Glimmering Butterfly Project – Day 03
I just recently shared one of my Left Page ideas with a handful of people.
By putting in a little effort towards creating a first iteration and attempt at Connection Cove, it made me start thinking about how I wanted to utilize a few days away from stuff and things.
Particularly, away from the stuff and things that are harmful to me, cause me to have negative thoughts, cause me to operate from fear …
And I, without really meaning to, started to think about what I would do, how I would behave, what I would say … when I finally get to that future home-away-from-home.

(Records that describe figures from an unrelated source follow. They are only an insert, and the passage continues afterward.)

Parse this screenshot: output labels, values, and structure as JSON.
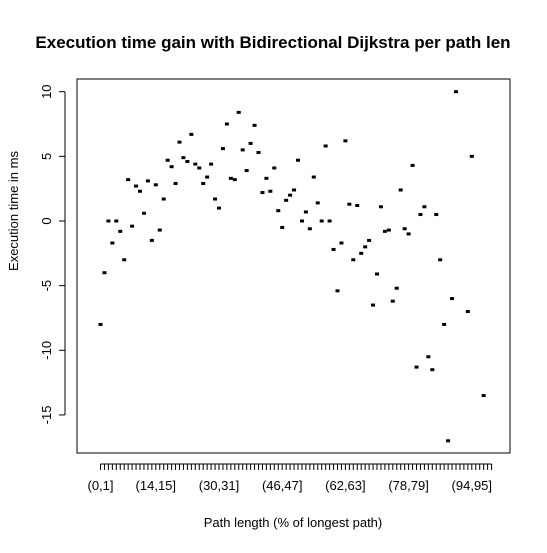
{
  "chart_data": {
    "type": "scatter",
    "title": "Execution time gain with Bidirectional Dijkstra per path len",
    "xlabel": "Path length (% of longest path)",
    "ylabel": "Execution time in ms",
    "ylim": [
      -17.5,
      11
    ],
    "y_ticks": [
      -15,
      -10,
      -5,
      0,
      5,
      10
    ],
    "x_tick_count": 100,
    "x_tick_labels": [
      {
        "index": 1,
        "label": "(0,1]"
      },
      {
        "index": 15,
        "label": "(14,15]"
      },
      {
        "index": 31,
        "label": "(30,31]"
      },
      {
        "index": 47,
        "label": "(46,47]"
      },
      {
        "index": 63,
        "label": "(62,63]"
      },
      {
        "index": 79,
        "label": "(78,79]"
      },
      {
        "index": 95,
        "label": "(94,95]"
      }
    ],
    "grid": false,
    "points": [
      {
        "x": 1,
        "y": -8.0
      },
      {
        "x": 2,
        "y": -4.0
      },
      {
        "x": 3,
        "y": 0.0
      },
      {
        "x": 4,
        "y": -1.7
      },
      {
        "x": 5,
        "y": 0.0
      },
      {
        "x": 6,
        "y": -0.8
      },
      {
        "x": 7,
        "y": -3.0
      },
      {
        "x": 8,
        "y": 3.2
      },
      {
        "x": 9,
        "y": -0.4
      },
      {
        "x": 10,
        "y": 2.7
      },
      {
        "x": 11,
        "y": 2.3
      },
      {
        "x": 12,
        "y": 0.6
      },
      {
        "x": 13,
        "y": 3.1
      },
      {
        "x": 14,
        "y": -1.5
      },
      {
        "x": 15,
        "y": 2.8
      },
      {
        "x": 16,
        "y": -0.7
      },
      {
        "x": 17,
        "y": 1.7
      },
      {
        "x": 18,
        "y": 4.7
      },
      {
        "x": 19,
        "y": 4.2
      },
      {
        "x": 20,
        "y": 2.9
      },
      {
        "x": 21,
        "y": 6.1
      },
      {
        "x": 22,
        "y": 4.9
      },
      {
        "x": 23,
        "y": 4.6
      },
      {
        "x": 24,
        "y": 6.7
      },
      {
        "x": 25,
        "y": 4.4
      },
      {
        "x": 26,
        "y": 4.1
      },
      {
        "x": 27,
        "y": 2.9
      },
      {
        "x": 28,
        "y": 3.4
      },
      {
        "x": 29,
        "y": 4.4
      },
      {
        "x": 30,
        "y": 1.7
      },
      {
        "x": 31,
        "y": 1.0
      },
      {
        "x": 32,
        "y": 5.6
      },
      {
        "x": 33,
        "y": 7.5
      },
      {
        "x": 34,
        "y": 3.3
      },
      {
        "x": 35,
        "y": 3.2
      },
      {
        "x": 36,
        "y": 8.4
      },
      {
        "x": 37,
        "y": 5.5
      },
      {
        "x": 38,
        "y": 3.9
      },
      {
        "x": 39,
        "y": 6.0
      },
      {
        "x": 40,
        "y": 7.4
      },
      {
        "x": 41,
        "y": 5.3
      },
      {
        "x": 42,
        "y": 2.2
      },
      {
        "x": 43,
        "y": 3.3
      },
      {
        "x": 44,
        "y": 2.3
      },
      {
        "x": 45,
        "y": 4.1
      },
      {
        "x": 46,
        "y": 0.8
      },
      {
        "x": 47,
        "y": -0.5
      },
      {
        "x": 48,
        "y": 1.6
      },
      {
        "x": 49,
        "y": 2.0
      },
      {
        "x": 50,
        "y": 2.4
      },
      {
        "x": 51,
        "y": 4.7
      },
      {
        "x": 52,
        "y": 0.0
      },
      {
        "x": 53,
        "y": 0.7
      },
      {
        "x": 54,
        "y": -0.6
      },
      {
        "x": 55,
        "y": 3.4
      },
      {
        "x": 56,
        "y": 1.4
      },
      {
        "x": 57,
        "y": 0.0
      },
      {
        "x": 58,
        "y": 5.8
      },
      {
        "x": 59,
        "y": 0.0
      },
      {
        "x": 60,
        "y": -2.2
      },
      {
        "x": 61,
        "y": -5.4
      },
      {
        "x": 62,
        "y": -1.7
      },
      {
        "x": 63,
        "y": 6.2
      },
      {
        "x": 64,
        "y": 1.3
      },
      {
        "x": 65,
        "y": -3.0
      },
      {
        "x": 66,
        "y": 1.2
      },
      {
        "x": 67,
        "y": -2.5
      },
      {
        "x": 68,
        "y": -2.0
      },
      {
        "x": 69,
        "y": -1.5
      },
      {
        "x": 70,
        "y": -6.5
      },
      {
        "x": 71,
        "y": -4.1
      },
      {
        "x": 72,
        "y": 1.1
      },
      {
        "x": 73,
        "y": -0.8
      },
      {
        "x": 74,
        "y": -0.7
      },
      {
        "x": 75,
        "y": -6.2
      },
      {
        "x": 76,
        "y": -5.2
      },
      {
        "x": 77,
        "y": 2.4
      },
      {
        "x": 78,
        "y": -0.6
      },
      {
        "x": 79,
        "y": -1.0
      },
      {
        "x": 80,
        "y": 4.3
      },
      {
        "x": 81,
        "y": -11.3
      },
      {
        "x": 82,
        "y": 0.5
      },
      {
        "x": 83,
        "y": 1.1
      },
      {
        "x": 84,
        "y": -10.5
      },
      {
        "x": 85,
        "y": -11.5
      },
      {
        "x": 86,
        "y": 0.5
      },
      {
        "x": 87,
        "y": -3.0
      },
      {
        "x": 88,
        "y": -8.0
      },
      {
        "x": 89,
        "y": -17.0
      },
      {
        "x": 90,
        "y": -6.0
      },
      {
        "x": 91,
        "y": 10.0
      },
      {
        "x": 94,
        "y": -7.0
      },
      {
        "x": 95,
        "y": 5.0
      },
      {
        "x": 98,
        "y": -13.5
      }
    ]
  }
}
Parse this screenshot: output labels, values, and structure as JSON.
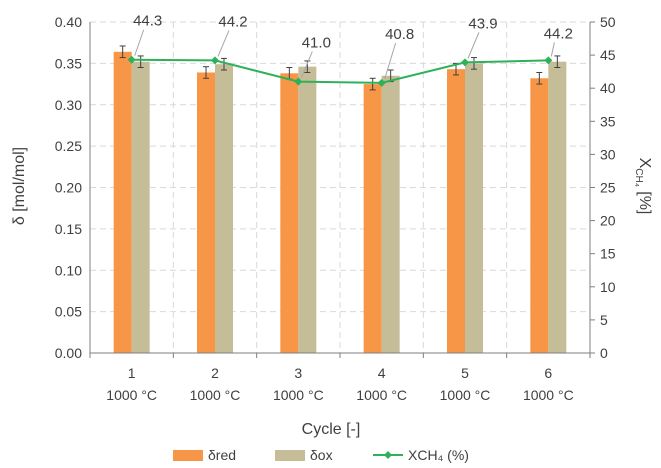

And in that moment, I wouldn’t be eating a lot of the same stuff I would be now. Not drinking the same stuff.
I probably wouldn’t be spending my entire day gaming. Probably not even on the computer nearly as much.
I wouldn’t be scrolling through Facebook. Only using it as a tool for what I want to accomplish for my various projects or to connect with certain people.
I wouldn’t be watching a ton of Netflix – unless it was specifically to chill with someone or get a little downtime.
I wouldn’t be cycling through YouTube for hours at a time.
And instead, I’d be spending a lot of my time doing meaningful things, even if it was on the surface not considered “productive.” Meaningful, full of the right intent. Whatever the heart was trying to indicate is important.
I imagined myself eating food that was better for me (and maybe because being in that kind of environment, I’d have to specifically pick-and-choose what food I was going to eat in advance).
But of course… I could do all of that right now. I don’t have to wait for Connection Cove to exist.
Connection Cove is, as I’m realizing, “the ideal situation” for myself. Sure, I can still do the project and get even MORE benefit out of it than I first anticipated, but this idealistic “place” and way of being can easily be my thing “today,” right now, right this moment.